‘So what was it like?’
‘When I was nine, my sister was diagnosed with Non-Hodgkins.’
His stride faltered for a second, his heart suspended in that moment for her, for all that could mean.
‘Cancer?’ he asked carefully.
Bella nodded, her gaze on the sidewalk, maintaining her pace.
‘Things were tough for her and my parents, so it was easier for me to go and stay with my grandma in Massachusetts until she got better.’
Chase frowned. She’d been sent away? Like she had been last year following her wedding, he realised. An inconvenience to be removed.
‘It’s okay,’ she said with a smile. ‘They needed to focus on her, and Grandma could focus on me. She used to take me to galleries.’
‘Hence the love of art.’
‘Hence the love of art,’ she confirmed. ‘And of course, there were afternoon teas.’
‘Of course,’ Chase duly repeated. ‘How long was your sister in hospital?’ he asked, instead of,How long were you sent away for?
‘A year and a half. And Bea got better, and I went home,’ Bella concluded with a dazzling smile.
A smile Chase was seriously beginning to dislike. It was as if she used it as a distraction. But he saw the hurt beneath the glitter in her eye. He knew that hurt.
‘My mother got ill when I was sixteen,’ he confessed, wanting her to know she wasn’t alone, wanting her to know that he understood. ‘I don’t know what it would have been like if I’d been younger.’
It had been hard enough then. Who was he kidding? It still was now. Every time he thought of his mother, he was hit with the kind of blinding pain that took his breath away. As if half of it was just shock that he could feel so much of it.
Grey eyes pulled at him like a thread and read him like a book.
‘I’m so sorry.’
He wanted to tell her more. Tell her about what his mother had been like. About how his mother could recite passages of Shakespeare at the drop of a hat as if she were on the stage, and whisper poems by Edward Lear in his ear when he was upset or angry. He wanted to share with Bella the warmth and beauty that had defined his mother. But that wasn’t ‘the Miller way’. Miller men didn’t air their laundry in public or speak their feelings even in private.
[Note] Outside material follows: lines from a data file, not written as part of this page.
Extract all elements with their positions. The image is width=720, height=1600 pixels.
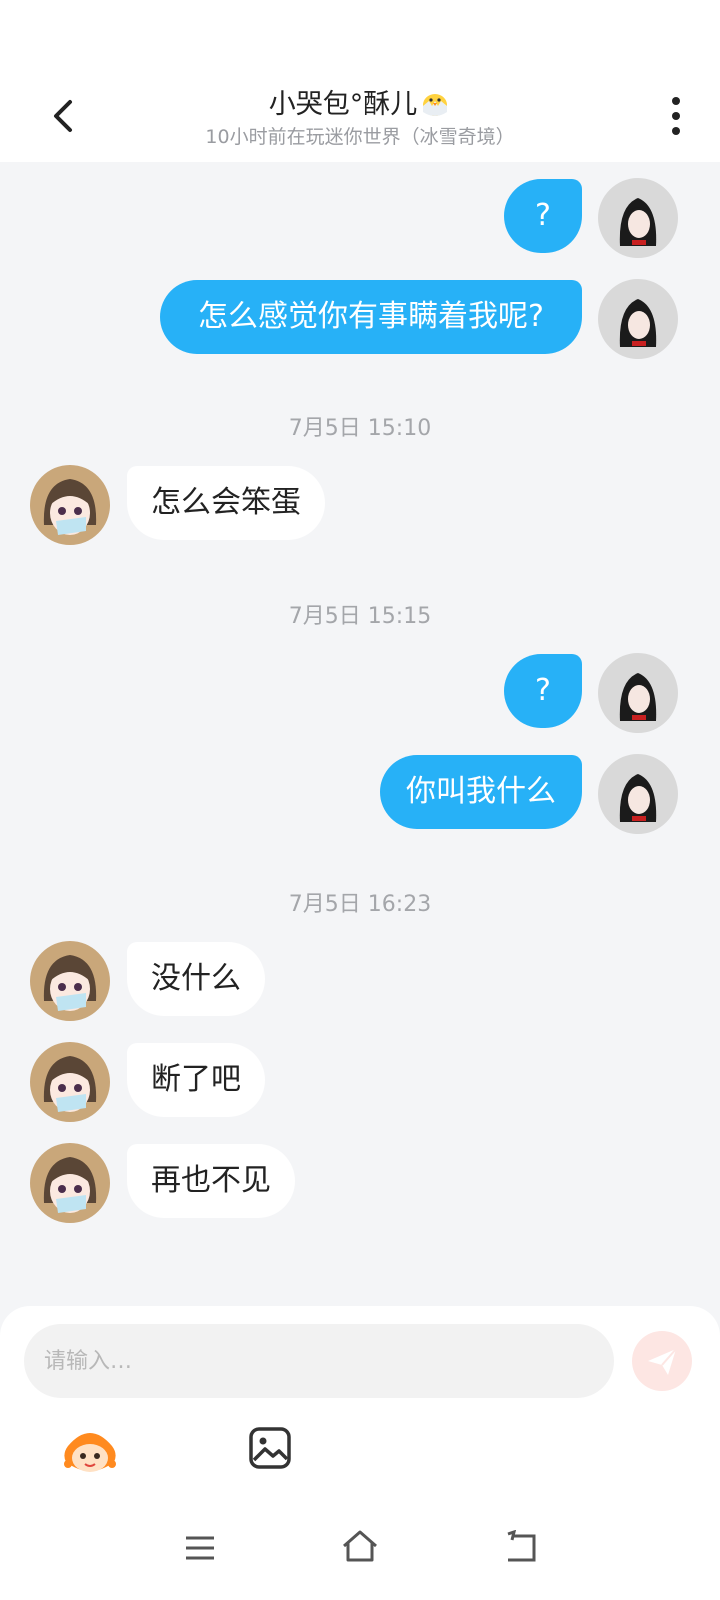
more-vertical-icon [672, 97, 680, 135]
message-list[interactable]: ? 怎么感觉你有事瞒着我呢? 7月5日 15:10 怎么会笨蛋 7月5日 15:… [0, 162, 720, 1310]
contact-avatar[interactable] [30, 465, 110, 545]
chat-status: 10小时前在玩迷你世界（冰雪奇境） [205, 126, 515, 148]
contact-avatar[interactable] [30, 941, 110, 1021]
incoming-message[interactable]: 没什么 [127, 942, 265, 1016]
message-timestamp: 7月5日 15:10 [288, 416, 432, 441]
status-bar [0, 0, 720, 72]
my-avatar[interactable] [598, 178, 678, 258]
incoming-message[interactable]: 断了吧 [127, 1043, 265, 1117]
emoji-button[interactable] [60, 1426, 120, 1478]
chat-title: 小哭包°酥儿 [0, 82, 720, 121]
more-options-button[interactable] [650, 90, 702, 142]
home-button[interactable] [340, 1528, 380, 1564]
system-navigation-bar [0, 1510, 720, 1600]
home-icon [343, 1530, 377, 1562]
system-back-button[interactable] [504, 1529, 538, 1564]
my-avatar[interactable] [598, 653, 678, 733]
menu-icon [186, 1536, 214, 1560]
message-input[interactable] [24, 1324, 614, 1398]
incoming-message[interactable]: 怎么会笨蛋 [127, 466, 325, 540]
mascot-emoji-icon [64, 1433, 116, 1472]
outgoing-message[interactable]: 你叫我什么 [380, 755, 582, 829]
message-timestamp: 7月5日 15:15 [288, 604, 432, 629]
contact-avatar[interactable] [30, 1042, 110, 1122]
send-plane-icon [648, 1348, 677, 1375]
send-button[interactable] [632, 1331, 692, 1391]
my-avatar[interactable] [598, 279, 678, 359]
incoming-message[interactable]: 再也不见 [127, 1144, 295, 1218]
back-icon [507, 1529, 536, 1562]
outgoing-message[interactable]: ? [504, 179, 582, 253]
message-timestamp: 7月5日 16:23 [288, 892, 432, 917]
image-picker-button[interactable] [248, 1426, 292, 1470]
outgoing-message[interactable]: ? [504, 654, 582, 728]
recent-apps-button[interactable] [184, 1534, 216, 1562]
chat-header: 小哭包°酥儿 10小时前在玩迷你世界（冰雪奇境） [0, 72, 720, 162]
image-icon [249, 1427, 291, 1469]
contact-name: 小哭包°酥儿 [268, 89, 418, 120]
my-avatar[interactable] [598, 754, 678, 834]
outgoing-message[interactable]: 怎么感觉你有事瞒着我呢? [160, 280, 582, 354]
contact-avatar[interactable] [30, 1143, 110, 1223]
chick-emoji-icon [419, 88, 451, 118]
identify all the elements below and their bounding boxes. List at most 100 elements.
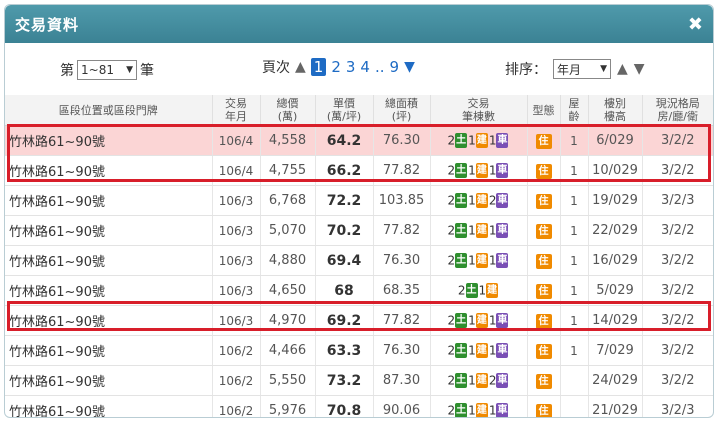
table-row[interactable]: 竹林路61~90號 106/3 5,070 70.2 77.82 2土 1建 1車住 1 22/0… (5, 215, 713, 246)
close-icon[interactable]: ✖ (688, 14, 703, 35)
sort-asc-icon[interactable]: ▲ (617, 61, 628, 77)
column-header-line: 齡 (568, 110, 580, 123)
column-header: 交易 筆棟數 (429, 95, 527, 126)
building-chip-icon: 建 (475, 193, 488, 208)
parking-chip-icon: 車 (496, 403, 509, 417)
type-cell: 住 (526, 275, 560, 306)
table-row[interactable]: 竹林路61~90號 106/4 4,755 66.2 77.82 2土 1建 1車住 1 10/0… (5, 155, 713, 186)
layout-cell: 3/2/2 (641, 365, 713, 396)
parking-count: 1 (488, 253, 497, 268)
table-row[interactable]: 竹林路61~90號 106/3 6,768 72.2 103.85 2土 1建 2車住 1 19/… (5, 185, 713, 216)
page-next-icon[interactable]: ▼ (404, 59, 415, 75)
dialog-titlebar: 交易資料 ✖ (5, 5, 713, 43)
address-cell: 竹林路61~90號 (5, 395, 212, 417)
transaction-count-cell: 2土 1建 (429, 275, 527, 306)
parking-count: 1 (488, 223, 497, 238)
residential-icon: 住 (535, 163, 552, 179)
building-count: 1 (468, 163, 476, 178)
page-prev-icon[interactable]: ▲ (295, 59, 306, 75)
year-month-cell: 106/4 (211, 155, 260, 186)
unit-price-cell: 69.4 (314, 245, 373, 276)
table-row[interactable]: 竹林路61~90號 106/4 4,558 64.2 76.30 2土 1建 1車住 1 6/02… (5, 125, 713, 156)
unit-price-cell: 72.2 (314, 185, 373, 216)
building-count: 1 (468, 193, 476, 208)
table-row[interactable]: 竹林路61~90號 106/3 4,970 69.2 77.82 2土 1建 1車住 1 14/0… (5, 305, 713, 336)
building-count: 1 (478, 283, 487, 298)
land-chip-icon: 土 (455, 223, 468, 238)
residential-icon: 住 (535, 313, 552, 329)
table-row[interactable]: 竹林路61~90號 106/2 5,976 70.8 90.06 2土 1建 1車住 21/02… (5, 395, 713, 418)
transaction-count-cell: 2土 1建 1車 (429, 155, 527, 186)
area-cell: 77.82 (372, 215, 430, 246)
page-link-last[interactable]: 9 (390, 58, 400, 76)
range-select[interactable]: 1~81 ▼ (77, 60, 137, 80)
sort-desc-icon[interactable]: ▼ (634, 61, 645, 77)
layout-cell: 3/2/2 (641, 335, 713, 366)
layout-cell: 3/2/2 (641, 215, 713, 246)
page-link-1[interactable]: 1 (310, 58, 327, 76)
area-cell: 77.82 (372, 305, 430, 336)
floor-cell: 5/029 (587, 275, 642, 306)
parking-count: 1 (488, 403, 497, 418)
land-chip-icon: 土 (455, 313, 468, 328)
unit-price-cell: 63.3 (314, 335, 373, 366)
page-link-3[interactable]: 3 (346, 58, 356, 76)
column-header: 交易 年月 (211, 95, 260, 126)
year-month-cell: 106/2 (211, 395, 260, 417)
building-age-cell: 1 (559, 305, 588, 336)
parking-chip-icon: 車 (496, 133, 509, 148)
building-count: 1 (468, 313, 476, 328)
type-cell: 住 (526, 335, 560, 366)
column-header-line: 交易 (467, 97, 490, 110)
total-price-cell: 4,650 (259, 275, 315, 306)
range-suffix: 筆 (140, 63, 154, 79)
building-age-cell: 1 (559, 155, 588, 186)
column-header: 現況格局 房/廳/衛 (641, 95, 713, 126)
total-price-cell: 4,558 (259, 125, 315, 156)
total-price-cell: 4,466 (259, 335, 315, 366)
unit-price-cell: 73.2 (314, 365, 373, 396)
address-cell: 竹林路61~90號 (5, 365, 212, 396)
total-price-cell: 5,550 (259, 365, 315, 396)
land-chip-icon: 土 (455, 163, 468, 178)
land-count: 2 (457, 283, 466, 298)
table-row[interactable]: 竹林路61~90號 106/2 5,550 73.2 87.30 2土 1建 2車住 24/02… (5, 365, 713, 396)
transaction-count-cell: 2土 1建 1車 (429, 125, 527, 156)
sort-label: 排序： (505, 62, 547, 78)
transaction-count-cell: 2土 1建 1車 (429, 305, 527, 336)
parking-count: 2 (488, 373, 497, 388)
column-header-line: (萬) (277, 110, 298, 123)
table-body: 竹林路61~90號 106/4 4,558 64.2 76.30 2土 1建 1車住 1 6/02… (5, 125, 713, 418)
table-row[interactable]: 竹林路61~90號 106/2 4,466 63.3 76.30 2土 1建 1車住 1 7/02… (5, 335, 713, 366)
table-row[interactable]: 竹林路61~90號 106/3 4,880 69.4 76.30 2土 1建 1車住 1 16/0… (5, 245, 713, 276)
building-age-cell (559, 365, 588, 396)
chevron-down-icon: ▼ (126, 65, 133, 75)
sort-select[interactable]: 年月 ▼ (553, 59, 611, 79)
type-cell: 住 (526, 125, 560, 156)
table-row[interactable]: 竹林路61~90號 106/3 4,650 68 68.35 2土 1建住 1 5/029 3/2… (5, 275, 713, 306)
parking-count: 2 (488, 193, 497, 208)
building-count: 1 (468, 223, 476, 238)
building-age-cell: 1 (559, 335, 588, 366)
year-month-cell: 106/3 (211, 305, 260, 336)
column-header-line: 屋 (568, 97, 580, 110)
building-chip-icon: 建 (475, 313, 488, 328)
year-month-cell: 106/3 (211, 275, 260, 306)
land-chip-icon: 土 (455, 253, 468, 268)
building-chip-icon: 建 (475, 223, 488, 238)
residential-icon: 住 (535, 133, 552, 149)
pagination: 頁次 ▲ 1 2 3 4 .. 9 ▼ (262, 57, 415, 77)
layout-cell: 3/2/2 (641, 125, 713, 156)
address-cell: 竹林路61~90號 (5, 335, 212, 366)
residential-icon: 住 (535, 253, 552, 269)
column-header-line: (萬/坪) (326, 110, 362, 123)
address-cell: 竹林路61~90號 (5, 305, 212, 336)
parking-count: 1 (488, 313, 497, 328)
page-link-4[interactable]: 4 (360, 58, 370, 76)
total-price-cell: 6,768 (259, 185, 315, 216)
building-age-cell: 1 (559, 245, 588, 276)
parking-chip-icon: 車 (496, 163, 509, 178)
page-link-2[interactable]: 2 (331, 58, 341, 76)
layout-cell: 3/2/2 (641, 155, 713, 186)
floor-cell: 16/029 (587, 245, 642, 276)
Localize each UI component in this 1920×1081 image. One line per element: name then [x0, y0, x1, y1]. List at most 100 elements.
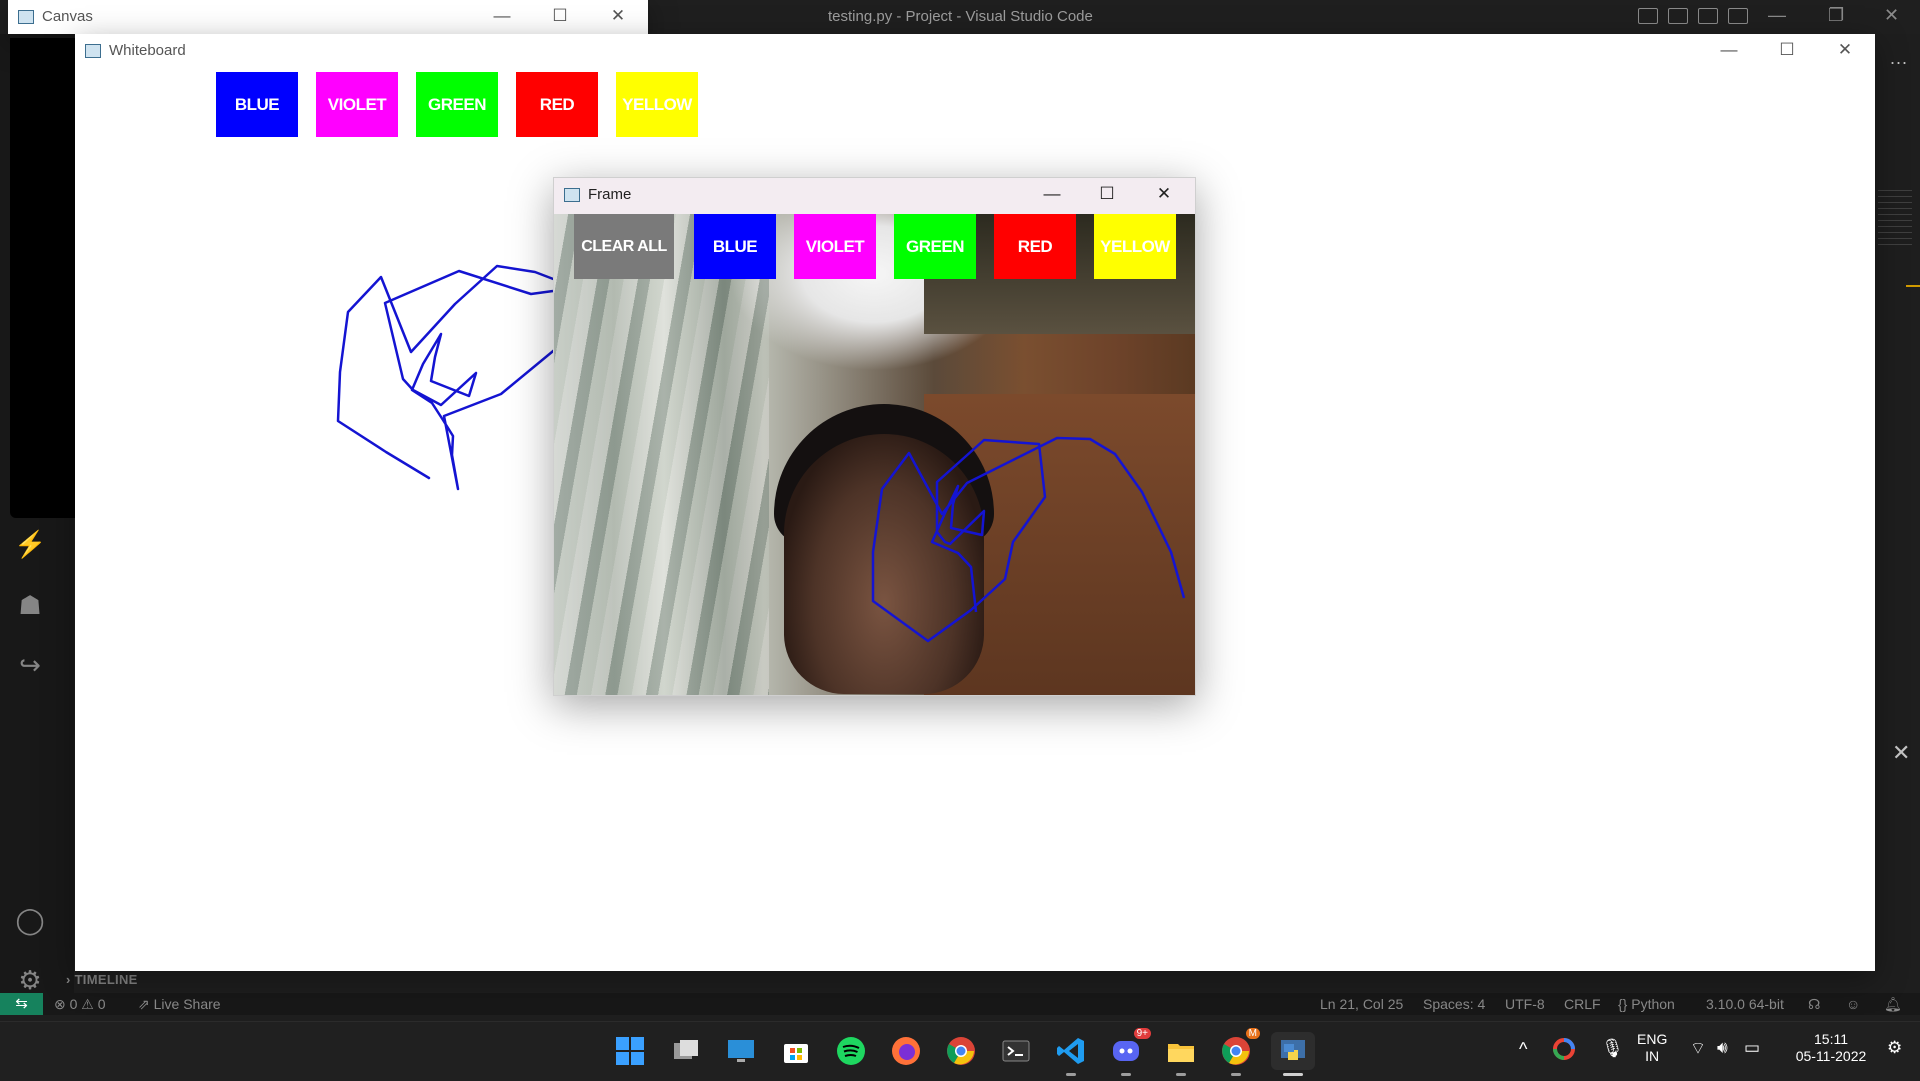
task-view-icon[interactable]: [667, 1032, 705, 1070]
frame-titlebar[interactable]: Frame — ☐ ✕: [554, 178, 1195, 214]
frame-minimize-icon[interactable]: —: [1042, 182, 1062, 206]
store-icon[interactable]: [777, 1032, 815, 1070]
firefox-icon[interactable]: [887, 1032, 925, 1070]
panel-close-icon[interactable]: ✕: [1892, 740, 1910, 766]
chrome-icon[interactable]: [942, 1032, 980, 1070]
vscode-window-title: testing.py - Project - Visual Studio Cod…: [828, 8, 1093, 25]
wb-color-button-green[interactable]: GREEN: [416, 72, 498, 137]
status-bar: ⇆ ⊗ 0 ⚠ 0 ⇗ Live Share Ln 21, Col 25 Spa…: [0, 993, 1920, 1015]
indentation[interactable]: Spaces: 4: [1423, 996, 1485, 1012]
frame-color-button-blue[interactable]: BLUE: [694, 214, 776, 279]
timeline-section[interactable]: › TIMELINE: [66, 972, 138, 987]
chevron-right-icon: ›: [66, 972, 71, 987]
whiteboard-title: Whiteboard: [109, 42, 186, 59]
running-indicator: [1231, 1073, 1241, 1076]
canvas-close-icon[interactable]: ✕: [608, 4, 628, 28]
chrome-profile-icon[interactable]: M: [1217, 1028, 1260, 1076]
terminal-icon[interactable]: [997, 1032, 1035, 1070]
lightning-icon[interactable]: ⚡: [14, 528, 46, 560]
canvas-title: Canvas: [42, 8, 93, 25]
wb-color-button-blue[interactable]: BLUE: [216, 72, 298, 137]
encoding[interactable]: UTF-8: [1505, 996, 1545, 1012]
frame-color-button-violet[interactable]: VIOLET: [794, 214, 876, 279]
vscode-minimize-icon[interactable]: —: [1768, 5, 1786, 26]
live-share-label: Live Share: [153, 996, 221, 1012]
clock[interactable]: 15:11 05-11-2022: [1791, 1031, 1871, 1065]
active-indicator: [1283, 1073, 1303, 1076]
app-window-icon: [18, 10, 34, 24]
wifi-icon[interactable]: ⌔: [1690, 1038, 1706, 1059]
wb-color-button-violet[interactable]: VIOLET: [316, 72, 398, 137]
file-explorer-icon[interactable]: [1162, 1032, 1200, 1076]
frame-color-button-yellow[interactable]: YELLOW: [1094, 214, 1176, 279]
notification-center-icon[interactable]: ⚙: [1887, 1038, 1902, 1058]
minimap: ... ✕: [1876, 40, 1920, 1010]
robot-icon[interactable]: ☗: [14, 589, 46, 621]
canvas-maximize-icon[interactable]: ☐: [550, 4, 570, 28]
language-line1: ENG: [1637, 1031, 1668, 1047]
spotify-icon[interactable]: [832, 1032, 870, 1070]
chrome-profile-badge: M: [1245, 1028, 1260, 1039]
wb-color-button-red[interactable]: RED: [516, 72, 598, 137]
frame-maximize-icon[interactable]: ☐: [1097, 182, 1117, 206]
live-share-status[interactable]: ⇗ Live Share: [138, 996, 221, 1013]
remote-indicator-icon[interactable]: ⇆: [0, 993, 43, 1015]
python-icon[interactable]: [1271, 1032, 1315, 1076]
language-mode[interactable]: {} Python: [1618, 996, 1675, 1012]
frame-clear-all-button[interactable]: CLEAR ALL: [574, 214, 674, 279]
more-actions-icon[interactable]: ...: [1890, 48, 1908, 69]
problems-indicator[interactable]: ⊗ 0 ⚠ 0: [54, 996, 106, 1013]
microphone-icon[interactable]: 🎙︎: [1601, 1038, 1624, 1059]
python-interpreter[interactable]: 3.10.0 64-bit: [1706, 996, 1784, 1012]
live-share-icon[interactable]: ↪: [14, 649, 46, 681]
running-indicator: [1121, 1073, 1131, 1076]
toggle-sidebar-icon[interactable]: [1638, 8, 1658, 24]
language-indicator[interactable]: ENG IN: [1637, 1031, 1667, 1065]
frame-color-button-red[interactable]: RED: [994, 214, 1076, 279]
desktop-icon[interactable]: [722, 1032, 760, 1070]
chevron-up-icon[interactable]: ^: [1519, 1039, 1527, 1060]
braces-icon: {}: [1618, 996, 1628, 1012]
whiteboard-maximize-icon[interactable]: ☐: [1777, 38, 1797, 62]
google-drive-icon[interactable]: [1553, 1038, 1575, 1063]
layout-controls: [1638, 8, 1748, 24]
vscode-icon[interactable]: [1052, 1032, 1090, 1076]
volume-icon[interactable]: 🔊︎: [1717, 1038, 1728, 1058]
canvas-titlebar[interactable]: Canvas — ☐ ✕: [8, 0, 648, 34]
whiteboard-minimize-icon[interactable]: —: [1719, 38, 1739, 62]
account-icon[interactable]: ◯: [14, 904, 46, 936]
battery-icon[interactable]: ▭: [1744, 1038, 1760, 1058]
frame-color-button-green[interactable]: GREEN: [894, 214, 976, 279]
vscode-close-icon[interactable]: ✕: [1884, 5, 1899, 26]
minimap-lines: [1878, 190, 1912, 250]
notifications-bell-icon[interactable]: 🔔︎: [1884, 996, 1902, 1013]
frame-title: Frame: [588, 186, 632, 203]
customize-layout-icon[interactable]: [1728, 8, 1748, 24]
curtain-background: [554, 214, 769, 695]
discord-icon[interactable]: 9+: [1107, 1028, 1151, 1076]
person-face: [784, 434, 984, 694]
canvas-minimize-icon[interactable]: —: [492, 4, 512, 28]
whiteboard-close-icon[interactable]: ✕: [1835, 38, 1855, 62]
cursor-position[interactable]: Ln 21, Col 25: [1320, 996, 1403, 1012]
frame-close-icon[interactable]: ✕: [1154, 182, 1174, 206]
app-window-icon: [564, 188, 580, 202]
running-indicator: [1066, 1073, 1076, 1076]
settings-gear-icon[interactable]: ⚙: [14, 964, 46, 996]
live-share-small-icon: ⇗: [138, 996, 150, 1012]
terminal-panel: [10, 38, 76, 518]
line-ending[interactable]: CRLF: [1564, 996, 1601, 1012]
start-icon[interactable]: [611, 1032, 649, 1070]
toggle-secondary-sidebar-icon[interactable]: [1698, 8, 1718, 24]
copilot-icon[interactable]: ☊: [1808, 996, 1820, 1013]
feedback-icon[interactable]: ☺: [1846, 996, 1860, 1012]
wb-color-button-yellow[interactable]: YELLOW: [616, 72, 698, 137]
toggle-panel-icon[interactable]: [1668, 8, 1688, 24]
camera-feed: CLEAR ALL BLUE VIOLET GREEN RED YELLOW: [554, 214, 1195, 695]
clock-date: 05-11-2022: [1795, 1048, 1867, 1064]
app-window-icon: [85, 44, 101, 58]
running-indicator: [1176, 1073, 1186, 1076]
vscode-restore-icon[interactable]: ❐: [1828, 5, 1844, 26]
whiteboard-titlebar[interactable]: Whiteboard — ☐ ✕: [75, 34, 1875, 68]
canvas-window: Canvas — ☐ ✕: [8, 0, 648, 34]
So all he did was nod, unsure what to do with her sympathy, other than let it wash over him.
He looked up to find the doorman from their apartment complex holding the door open for them, and they both muttered their subdued thanks. In silence they waited for the elevator without a word as they each tried to muscle through their own thoughts.
It arrived at their floor and he followed her down the corridor with a creeping sense of dissatisfaction without completely understanding the reason why he felt that way.
She pulled up opposite his door.
‘Well, thank you for the warehouse,’ she said, ‘andfor dinner.’
‘It’s not as if I gave you much choice over either,’ he admitted, his hand rubbing the back of his neck ruefully.
‘Perhaps not, but thank you anyway. I feel I can get a proper start on reworking the overall comms strategy tomorrow.’
Her smile didn’t reach her eyes as she nodded and said goodnight, and he decided that he didn’t much like that look on her either.
He watched the door close behind her and let himself into his apartment. He pulled the scarf from his neck and shrugged out of his coat, tossing it over the back of the sofa as he walked to his view of Central Park. He wondered if Bella’s view was the same. He imagined her apartment to be a mirror reflection of his own. No doubt neat as a pin, and as ruthlessly organised as she was in her job.
He walked towards the book shelf where he kept the bottle of scotch and his whisky glass and poured himself a drink. He sipped at the peaty alcohol, relishing the burn of it against the back of his throat, trying not to wonder about Bella. About the line of tension that seemed to permanently hold her so upright and upstanding. What lay beneath the false smile that distracted and dazzled people who couldn’t or wouldn’t see beyond it? What would smooth the furrowed line that appeared between her brows when she frowned?
It wouldn’t be him, Chase answered himself grimly, that was for sure.
The thought that she’d ever find someone like him, paint-stained, and paint blocked, and not remotely suitable. No. Her fiancé might have walked out on her, but that didn’t mean her tastes would change from the practically perfect son-in-law that could fit into an annual calendar of social events that a presidential candidate would be jealous of.